In other words, accurate measurements were taken of the statue to locate the placement of these parts. Besides stereographic photography as being one of the essential methods to create this statue, the main process used to fabricate the metal and mold was “ the lost wax method. ”According to www. CaneQuest. com, this specific casting method is an ancient process used by many civilizations such as the ancient Egyptians, Greeks, Romans, and Chinese.

Till this day, the lost wax method is one of the most fundamental and widely used process to render such exquisite details in metal objects, for instance the detail to make Buddha’s face. Initially, a wax model is molded out of clay, sand, and other materials. As being the first step in the process, it is also the most critical procedure since the final product depends on the wax model. Any crucial detail must be made in the wax model in order to fulfill the artist’s desire.There must be a consistency of labor involved to make the sculpture posses the least amount of errors.

A liquid rubber is poured around the wax model to provide a “ negative “ or hollow casing of the shape. Once this has been fulfilled, molten wax is injected inside the rubber mold to form the original shape of the wax. The mold is covered with heavy clay to prevent the mold to break during the pouring process of the metals. Moreover, this is heated to melt the wax, which will filter out of a small opening and be recycled for later use; hence why the process is named "lost wax".The remaining mold is a hollow plaster in which every detail and surface area created by the wax model is shown vividly. Finally, the melted metal, such as bronze, silver, gold, etc.

, is carefully poured into the plaster model. Additionally, the metal has cooled and the plaster mold is removed to reveal the metal sculpture as the final product. The metal statue can be polished, trimmed or smoothed out depending on the final outcome. Typically, a polish is given on the outer exterior to expose the fine details of the statue, and to present the smoothness of the metal.

The hundreds of pieces planned to use for the Tian Tan Buddha were made using this specific method, with a thickness ranging from ten millimeters to thirteen millimeters. As mentioned before, careful inspection was needed to ensure a small margin of error. According to an article on www. plm. org, the team performed such a crucial examination on each piece that left them a three-millimeter error.
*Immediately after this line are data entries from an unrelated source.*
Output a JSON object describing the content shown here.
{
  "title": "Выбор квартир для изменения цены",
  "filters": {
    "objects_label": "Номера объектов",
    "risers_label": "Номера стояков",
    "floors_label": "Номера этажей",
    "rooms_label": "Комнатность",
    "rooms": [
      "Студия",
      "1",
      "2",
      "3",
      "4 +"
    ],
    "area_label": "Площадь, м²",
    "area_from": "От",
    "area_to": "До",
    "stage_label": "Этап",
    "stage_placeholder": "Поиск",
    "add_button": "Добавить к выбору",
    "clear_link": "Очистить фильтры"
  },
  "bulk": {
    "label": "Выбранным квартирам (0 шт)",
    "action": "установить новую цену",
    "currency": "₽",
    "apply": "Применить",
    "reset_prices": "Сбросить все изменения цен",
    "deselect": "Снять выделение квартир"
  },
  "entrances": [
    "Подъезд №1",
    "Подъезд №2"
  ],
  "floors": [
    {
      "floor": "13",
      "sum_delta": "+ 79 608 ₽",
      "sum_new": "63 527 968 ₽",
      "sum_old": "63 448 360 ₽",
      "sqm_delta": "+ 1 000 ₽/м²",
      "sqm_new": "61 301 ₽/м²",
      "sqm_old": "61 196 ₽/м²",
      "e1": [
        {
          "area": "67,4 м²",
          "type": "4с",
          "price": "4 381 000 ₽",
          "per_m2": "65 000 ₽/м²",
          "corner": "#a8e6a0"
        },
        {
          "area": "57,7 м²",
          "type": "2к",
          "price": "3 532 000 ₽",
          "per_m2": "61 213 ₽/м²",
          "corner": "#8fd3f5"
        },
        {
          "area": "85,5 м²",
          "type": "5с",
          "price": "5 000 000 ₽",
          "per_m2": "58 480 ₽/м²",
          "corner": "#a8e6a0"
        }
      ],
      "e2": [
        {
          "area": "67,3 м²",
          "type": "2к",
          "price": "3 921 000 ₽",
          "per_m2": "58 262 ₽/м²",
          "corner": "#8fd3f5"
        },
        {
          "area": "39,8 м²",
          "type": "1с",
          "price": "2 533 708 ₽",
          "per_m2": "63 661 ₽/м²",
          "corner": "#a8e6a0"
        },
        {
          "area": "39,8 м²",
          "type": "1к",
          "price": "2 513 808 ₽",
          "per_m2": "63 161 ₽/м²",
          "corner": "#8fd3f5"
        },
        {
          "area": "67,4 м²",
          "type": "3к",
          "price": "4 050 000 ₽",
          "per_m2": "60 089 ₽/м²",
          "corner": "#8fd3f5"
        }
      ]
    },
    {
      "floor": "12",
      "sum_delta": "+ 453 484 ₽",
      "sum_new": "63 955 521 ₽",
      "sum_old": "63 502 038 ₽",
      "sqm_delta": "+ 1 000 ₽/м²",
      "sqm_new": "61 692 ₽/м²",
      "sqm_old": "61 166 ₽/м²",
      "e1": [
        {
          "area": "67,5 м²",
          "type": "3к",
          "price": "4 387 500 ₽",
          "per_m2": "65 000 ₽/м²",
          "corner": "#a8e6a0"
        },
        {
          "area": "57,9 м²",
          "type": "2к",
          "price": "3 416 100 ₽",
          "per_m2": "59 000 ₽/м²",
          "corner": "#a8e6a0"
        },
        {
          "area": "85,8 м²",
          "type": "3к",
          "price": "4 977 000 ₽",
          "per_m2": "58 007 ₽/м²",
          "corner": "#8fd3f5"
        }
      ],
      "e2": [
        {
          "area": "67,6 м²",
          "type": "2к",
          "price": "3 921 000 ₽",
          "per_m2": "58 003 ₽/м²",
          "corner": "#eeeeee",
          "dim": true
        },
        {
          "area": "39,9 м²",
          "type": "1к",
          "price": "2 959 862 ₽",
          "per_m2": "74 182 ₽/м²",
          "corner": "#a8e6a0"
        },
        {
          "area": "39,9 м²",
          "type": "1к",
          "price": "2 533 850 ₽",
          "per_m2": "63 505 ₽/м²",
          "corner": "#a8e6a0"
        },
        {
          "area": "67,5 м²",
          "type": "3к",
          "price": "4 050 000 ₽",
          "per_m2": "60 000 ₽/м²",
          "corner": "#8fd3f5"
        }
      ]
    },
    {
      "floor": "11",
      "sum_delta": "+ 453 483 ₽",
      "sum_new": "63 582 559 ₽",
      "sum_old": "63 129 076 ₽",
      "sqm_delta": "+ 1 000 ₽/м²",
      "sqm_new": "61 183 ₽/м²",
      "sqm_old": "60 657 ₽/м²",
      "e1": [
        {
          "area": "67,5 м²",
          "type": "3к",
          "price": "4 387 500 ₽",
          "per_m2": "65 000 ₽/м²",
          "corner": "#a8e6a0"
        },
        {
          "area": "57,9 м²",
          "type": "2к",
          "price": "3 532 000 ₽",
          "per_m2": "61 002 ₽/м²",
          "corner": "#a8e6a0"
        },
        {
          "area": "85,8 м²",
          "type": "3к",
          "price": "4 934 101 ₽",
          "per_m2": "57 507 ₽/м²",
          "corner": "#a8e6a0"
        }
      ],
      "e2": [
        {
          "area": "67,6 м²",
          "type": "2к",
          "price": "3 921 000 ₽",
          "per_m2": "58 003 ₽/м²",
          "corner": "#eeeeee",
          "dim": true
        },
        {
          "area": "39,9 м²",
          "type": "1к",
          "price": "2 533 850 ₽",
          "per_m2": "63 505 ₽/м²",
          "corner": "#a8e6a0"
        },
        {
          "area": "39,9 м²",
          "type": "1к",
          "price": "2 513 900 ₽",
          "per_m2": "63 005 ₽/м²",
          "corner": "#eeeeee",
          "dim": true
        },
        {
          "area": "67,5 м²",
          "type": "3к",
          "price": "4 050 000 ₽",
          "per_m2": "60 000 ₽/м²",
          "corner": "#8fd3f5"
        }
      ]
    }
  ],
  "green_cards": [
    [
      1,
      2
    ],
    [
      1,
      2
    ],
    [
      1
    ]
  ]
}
Additionally, once all the individual pieces were made, they were connected to the main inner steel framework of the statue; creating one of the largest Buddha sculptures in the world.In conclusion, the suitable metal fabrication, the lost-wax method, was one of the main procedures used in ancient times that shaped the culture and technology for what it is today. The Tian Tan Buddha sculpture is a prime example of a cultural artifact today that has molded and created a valuable heritage to mankind. The world today would have not had a major influence to use bronze, and other metals, as an essential material for all kinds of structures being built now and for the future.